それから2年くらい経って、僕は高校の文化祭で、軽音部が体育館中に音を響かせているのを見た。こんな多くの生徒の前で弾けたらさぞ楽しいのだろうと思った。うちには、あの赤いギターがある。来年の文化祭では僕が弾いてやるのだと思って、再びギターを手に取って、しばらくの間ポロポロと弾いていた。リビングにいた父は、そんな僕の部屋から漏れるギターの音を聞いていたのだと思う。ある日突然黒いボディのエレキギターを持って部屋に入ってきたのだ。人はものを貰うとき、ありがとうと言うしかないので、ありがとうと言ったのだが、僕は自分で情報をあれこれ集めて、楽器屋に行って、自分のギターを選ぶという体験をしてみたかったので、複雑な気持ちであった。それが原因ということもないのだろうが、結局ギターは弾かなくなってしまったし、文化祭にも出なかった。

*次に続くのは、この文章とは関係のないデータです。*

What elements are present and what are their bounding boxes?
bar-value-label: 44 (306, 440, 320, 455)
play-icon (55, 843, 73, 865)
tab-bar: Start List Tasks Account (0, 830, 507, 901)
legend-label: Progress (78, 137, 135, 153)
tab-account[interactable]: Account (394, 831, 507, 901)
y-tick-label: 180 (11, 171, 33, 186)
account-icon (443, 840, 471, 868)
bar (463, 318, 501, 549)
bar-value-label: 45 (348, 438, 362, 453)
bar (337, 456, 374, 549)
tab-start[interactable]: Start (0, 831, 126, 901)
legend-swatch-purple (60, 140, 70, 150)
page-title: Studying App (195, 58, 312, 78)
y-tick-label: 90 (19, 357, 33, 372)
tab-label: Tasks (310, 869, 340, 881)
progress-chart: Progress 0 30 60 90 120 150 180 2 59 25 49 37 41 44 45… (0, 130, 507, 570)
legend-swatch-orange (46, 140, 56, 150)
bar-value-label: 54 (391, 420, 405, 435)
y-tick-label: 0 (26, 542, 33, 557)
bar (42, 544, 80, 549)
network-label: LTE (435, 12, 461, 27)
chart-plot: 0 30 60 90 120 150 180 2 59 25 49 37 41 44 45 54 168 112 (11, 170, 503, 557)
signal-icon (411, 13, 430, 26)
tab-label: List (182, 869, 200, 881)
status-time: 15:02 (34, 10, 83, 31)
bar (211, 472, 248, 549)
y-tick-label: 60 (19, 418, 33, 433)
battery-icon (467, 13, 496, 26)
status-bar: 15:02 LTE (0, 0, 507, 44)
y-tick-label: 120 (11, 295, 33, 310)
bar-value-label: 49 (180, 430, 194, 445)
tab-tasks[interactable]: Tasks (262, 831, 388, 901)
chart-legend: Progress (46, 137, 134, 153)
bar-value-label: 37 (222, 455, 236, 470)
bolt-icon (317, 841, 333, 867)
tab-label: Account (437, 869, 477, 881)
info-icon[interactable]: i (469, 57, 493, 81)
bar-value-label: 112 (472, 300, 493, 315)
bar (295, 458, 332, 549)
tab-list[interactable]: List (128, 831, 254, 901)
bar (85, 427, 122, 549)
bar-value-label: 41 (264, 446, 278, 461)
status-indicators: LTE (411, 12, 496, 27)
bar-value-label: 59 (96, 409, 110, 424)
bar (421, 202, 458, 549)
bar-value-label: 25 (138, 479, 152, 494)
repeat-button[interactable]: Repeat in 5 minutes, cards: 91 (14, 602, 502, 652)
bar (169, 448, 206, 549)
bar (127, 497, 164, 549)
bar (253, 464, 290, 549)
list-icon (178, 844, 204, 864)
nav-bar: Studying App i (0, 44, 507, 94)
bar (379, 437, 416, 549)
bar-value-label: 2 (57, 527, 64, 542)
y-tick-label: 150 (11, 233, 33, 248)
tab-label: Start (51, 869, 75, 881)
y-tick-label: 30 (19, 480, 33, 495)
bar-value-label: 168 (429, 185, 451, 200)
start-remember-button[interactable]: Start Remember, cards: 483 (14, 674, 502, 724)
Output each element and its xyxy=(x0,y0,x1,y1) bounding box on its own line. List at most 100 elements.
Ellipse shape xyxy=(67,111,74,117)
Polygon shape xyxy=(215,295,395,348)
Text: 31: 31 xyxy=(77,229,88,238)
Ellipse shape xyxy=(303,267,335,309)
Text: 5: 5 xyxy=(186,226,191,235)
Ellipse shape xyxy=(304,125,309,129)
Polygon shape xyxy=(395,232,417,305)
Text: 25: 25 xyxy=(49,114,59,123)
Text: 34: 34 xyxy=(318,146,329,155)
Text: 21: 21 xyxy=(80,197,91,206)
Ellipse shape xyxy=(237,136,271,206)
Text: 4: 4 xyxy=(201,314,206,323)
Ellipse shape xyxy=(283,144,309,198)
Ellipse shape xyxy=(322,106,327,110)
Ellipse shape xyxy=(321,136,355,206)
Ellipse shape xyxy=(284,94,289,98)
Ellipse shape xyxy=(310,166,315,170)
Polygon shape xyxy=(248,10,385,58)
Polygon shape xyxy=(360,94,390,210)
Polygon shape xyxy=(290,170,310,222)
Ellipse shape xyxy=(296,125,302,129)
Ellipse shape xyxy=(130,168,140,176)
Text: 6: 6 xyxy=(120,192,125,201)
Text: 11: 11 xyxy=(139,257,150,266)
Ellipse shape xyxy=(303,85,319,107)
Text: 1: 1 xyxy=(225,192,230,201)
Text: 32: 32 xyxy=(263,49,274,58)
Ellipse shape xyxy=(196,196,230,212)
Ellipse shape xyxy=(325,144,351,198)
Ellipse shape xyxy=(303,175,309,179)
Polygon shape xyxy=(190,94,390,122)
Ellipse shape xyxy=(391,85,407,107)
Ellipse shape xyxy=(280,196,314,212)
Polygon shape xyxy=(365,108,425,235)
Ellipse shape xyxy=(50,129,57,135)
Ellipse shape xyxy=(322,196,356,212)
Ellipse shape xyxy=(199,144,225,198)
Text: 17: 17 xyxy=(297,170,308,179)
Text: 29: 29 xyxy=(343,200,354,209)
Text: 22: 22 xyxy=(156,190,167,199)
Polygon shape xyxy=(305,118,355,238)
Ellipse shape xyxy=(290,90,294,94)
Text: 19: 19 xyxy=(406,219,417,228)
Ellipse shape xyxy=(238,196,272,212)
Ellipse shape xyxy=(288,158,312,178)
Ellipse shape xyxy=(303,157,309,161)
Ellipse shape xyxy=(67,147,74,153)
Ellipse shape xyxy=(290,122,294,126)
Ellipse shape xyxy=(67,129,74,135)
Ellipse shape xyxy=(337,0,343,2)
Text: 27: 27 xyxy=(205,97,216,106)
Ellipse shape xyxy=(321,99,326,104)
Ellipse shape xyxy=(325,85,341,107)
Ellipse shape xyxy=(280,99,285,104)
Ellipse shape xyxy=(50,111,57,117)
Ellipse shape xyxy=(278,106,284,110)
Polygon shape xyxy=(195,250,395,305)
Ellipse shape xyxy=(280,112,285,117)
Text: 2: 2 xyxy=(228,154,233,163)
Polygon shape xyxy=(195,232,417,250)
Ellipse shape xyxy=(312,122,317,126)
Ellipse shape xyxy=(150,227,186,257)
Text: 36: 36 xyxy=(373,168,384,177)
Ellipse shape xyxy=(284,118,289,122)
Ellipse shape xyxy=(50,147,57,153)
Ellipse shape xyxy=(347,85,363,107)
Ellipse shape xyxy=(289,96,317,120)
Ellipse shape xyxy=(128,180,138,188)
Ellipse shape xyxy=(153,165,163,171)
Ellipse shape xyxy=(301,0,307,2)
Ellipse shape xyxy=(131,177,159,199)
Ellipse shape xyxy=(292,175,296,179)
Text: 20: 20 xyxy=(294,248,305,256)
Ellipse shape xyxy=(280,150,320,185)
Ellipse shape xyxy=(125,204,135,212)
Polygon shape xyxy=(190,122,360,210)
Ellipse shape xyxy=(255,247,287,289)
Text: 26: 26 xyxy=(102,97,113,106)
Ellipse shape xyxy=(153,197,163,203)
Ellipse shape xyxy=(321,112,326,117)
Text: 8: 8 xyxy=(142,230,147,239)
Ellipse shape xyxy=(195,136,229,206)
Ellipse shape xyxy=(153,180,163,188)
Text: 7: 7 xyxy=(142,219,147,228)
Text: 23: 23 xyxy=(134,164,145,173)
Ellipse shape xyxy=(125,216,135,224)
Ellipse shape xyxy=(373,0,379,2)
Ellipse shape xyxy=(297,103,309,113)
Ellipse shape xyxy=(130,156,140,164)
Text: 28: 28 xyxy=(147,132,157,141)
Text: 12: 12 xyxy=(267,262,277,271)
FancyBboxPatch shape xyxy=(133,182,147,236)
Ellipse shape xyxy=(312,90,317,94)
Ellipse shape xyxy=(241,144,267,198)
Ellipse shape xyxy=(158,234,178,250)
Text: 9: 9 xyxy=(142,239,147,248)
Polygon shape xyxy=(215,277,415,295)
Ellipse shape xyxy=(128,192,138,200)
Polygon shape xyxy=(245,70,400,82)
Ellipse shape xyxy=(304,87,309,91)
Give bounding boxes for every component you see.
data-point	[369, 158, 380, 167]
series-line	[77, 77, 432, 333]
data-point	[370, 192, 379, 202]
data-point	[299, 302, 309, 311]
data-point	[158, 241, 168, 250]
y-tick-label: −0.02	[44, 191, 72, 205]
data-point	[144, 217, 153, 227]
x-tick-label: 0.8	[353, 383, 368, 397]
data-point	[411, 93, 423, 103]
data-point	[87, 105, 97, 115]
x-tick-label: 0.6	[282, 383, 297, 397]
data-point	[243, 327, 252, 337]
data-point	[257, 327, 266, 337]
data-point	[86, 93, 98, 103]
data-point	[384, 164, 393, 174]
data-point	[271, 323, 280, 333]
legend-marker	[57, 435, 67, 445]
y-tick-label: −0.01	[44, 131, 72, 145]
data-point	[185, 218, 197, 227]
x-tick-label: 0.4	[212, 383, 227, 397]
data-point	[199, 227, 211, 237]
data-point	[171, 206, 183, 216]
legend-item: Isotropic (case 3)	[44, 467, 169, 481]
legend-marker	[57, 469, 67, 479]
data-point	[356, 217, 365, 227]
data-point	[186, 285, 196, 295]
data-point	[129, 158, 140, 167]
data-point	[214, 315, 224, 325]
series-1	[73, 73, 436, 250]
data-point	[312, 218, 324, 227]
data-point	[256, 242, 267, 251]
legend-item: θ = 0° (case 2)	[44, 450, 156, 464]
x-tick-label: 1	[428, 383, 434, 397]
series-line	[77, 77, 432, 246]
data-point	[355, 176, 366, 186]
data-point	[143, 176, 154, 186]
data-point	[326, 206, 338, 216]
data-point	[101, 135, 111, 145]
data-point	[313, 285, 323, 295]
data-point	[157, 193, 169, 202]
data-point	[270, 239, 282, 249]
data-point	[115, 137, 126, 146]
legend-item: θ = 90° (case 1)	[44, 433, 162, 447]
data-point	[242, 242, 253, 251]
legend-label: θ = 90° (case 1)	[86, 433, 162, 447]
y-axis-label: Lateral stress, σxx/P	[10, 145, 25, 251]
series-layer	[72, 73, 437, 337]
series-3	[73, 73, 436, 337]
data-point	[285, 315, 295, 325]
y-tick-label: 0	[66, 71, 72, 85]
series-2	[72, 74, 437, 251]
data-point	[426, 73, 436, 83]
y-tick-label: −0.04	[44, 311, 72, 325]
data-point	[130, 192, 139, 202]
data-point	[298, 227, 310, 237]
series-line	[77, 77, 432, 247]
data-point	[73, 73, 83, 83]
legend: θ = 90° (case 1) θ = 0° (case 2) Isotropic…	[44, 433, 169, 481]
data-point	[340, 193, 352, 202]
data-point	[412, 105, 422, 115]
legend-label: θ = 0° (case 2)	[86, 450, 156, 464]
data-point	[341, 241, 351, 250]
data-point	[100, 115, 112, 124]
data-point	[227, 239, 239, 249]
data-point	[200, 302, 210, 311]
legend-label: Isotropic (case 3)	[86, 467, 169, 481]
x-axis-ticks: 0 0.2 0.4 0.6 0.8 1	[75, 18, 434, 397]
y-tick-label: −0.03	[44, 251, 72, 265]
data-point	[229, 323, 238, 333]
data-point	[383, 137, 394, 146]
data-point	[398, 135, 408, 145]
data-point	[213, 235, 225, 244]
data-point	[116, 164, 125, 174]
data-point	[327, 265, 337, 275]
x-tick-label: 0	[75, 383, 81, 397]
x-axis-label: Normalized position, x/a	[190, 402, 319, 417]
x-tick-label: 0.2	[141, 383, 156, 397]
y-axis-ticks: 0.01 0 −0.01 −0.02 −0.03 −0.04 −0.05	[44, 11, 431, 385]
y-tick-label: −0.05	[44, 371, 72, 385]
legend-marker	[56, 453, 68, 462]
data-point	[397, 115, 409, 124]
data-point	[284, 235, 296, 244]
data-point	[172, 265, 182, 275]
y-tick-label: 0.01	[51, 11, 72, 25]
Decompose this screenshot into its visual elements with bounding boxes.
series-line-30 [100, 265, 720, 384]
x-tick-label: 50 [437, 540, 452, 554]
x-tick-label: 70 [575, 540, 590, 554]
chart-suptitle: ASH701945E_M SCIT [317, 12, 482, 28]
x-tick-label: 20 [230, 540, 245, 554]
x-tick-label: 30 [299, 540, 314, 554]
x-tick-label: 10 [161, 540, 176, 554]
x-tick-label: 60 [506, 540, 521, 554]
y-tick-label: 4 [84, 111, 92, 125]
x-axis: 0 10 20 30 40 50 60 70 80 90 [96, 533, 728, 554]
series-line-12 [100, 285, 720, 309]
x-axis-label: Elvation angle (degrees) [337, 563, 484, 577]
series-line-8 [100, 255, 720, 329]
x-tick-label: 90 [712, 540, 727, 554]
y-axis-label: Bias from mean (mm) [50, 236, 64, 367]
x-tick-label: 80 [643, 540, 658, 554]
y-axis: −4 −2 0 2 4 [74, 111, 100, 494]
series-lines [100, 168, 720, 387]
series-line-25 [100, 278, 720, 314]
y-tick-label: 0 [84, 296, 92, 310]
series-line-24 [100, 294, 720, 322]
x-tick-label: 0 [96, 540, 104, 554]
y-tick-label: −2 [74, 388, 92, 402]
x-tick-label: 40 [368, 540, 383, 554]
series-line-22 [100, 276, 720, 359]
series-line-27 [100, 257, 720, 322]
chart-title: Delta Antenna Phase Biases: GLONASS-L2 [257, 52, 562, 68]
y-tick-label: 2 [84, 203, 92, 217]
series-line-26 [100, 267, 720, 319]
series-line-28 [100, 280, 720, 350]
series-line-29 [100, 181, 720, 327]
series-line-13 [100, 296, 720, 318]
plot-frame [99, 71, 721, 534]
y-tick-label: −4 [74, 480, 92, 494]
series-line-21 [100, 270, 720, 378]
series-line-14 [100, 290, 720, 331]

赤いエレキギターと、黒いエレキギターと、もう1本は姉が弾かなくなったので貰ったお下がりのアコギで、この3本が僕の部屋にある。

最初に僕はギターを弾けないと言ったが、それは半分嘘だ。今月の頭からまた始めたので、簡単なコードを使った曲くらいなら弾けるようになった。でも、Fはまだスムーズに弾けない。アルペジオとかもまだできない。

昨晩、父とギターのことについて少し話したのだが、赤いギターをくれたバンド仲間の方には、息子がギターをやりたいと言っているから譲ってもらえるギターはないかという連絡をその時したらしい。黒いギターはオークションで落札したらしい。それと、どっちもトレモロアームがつくモデルで、アームはたぶん家を探せばあるよ、と追加情報もくれた。僕とギターの歴史は、父のおせっかいの歴史でもある。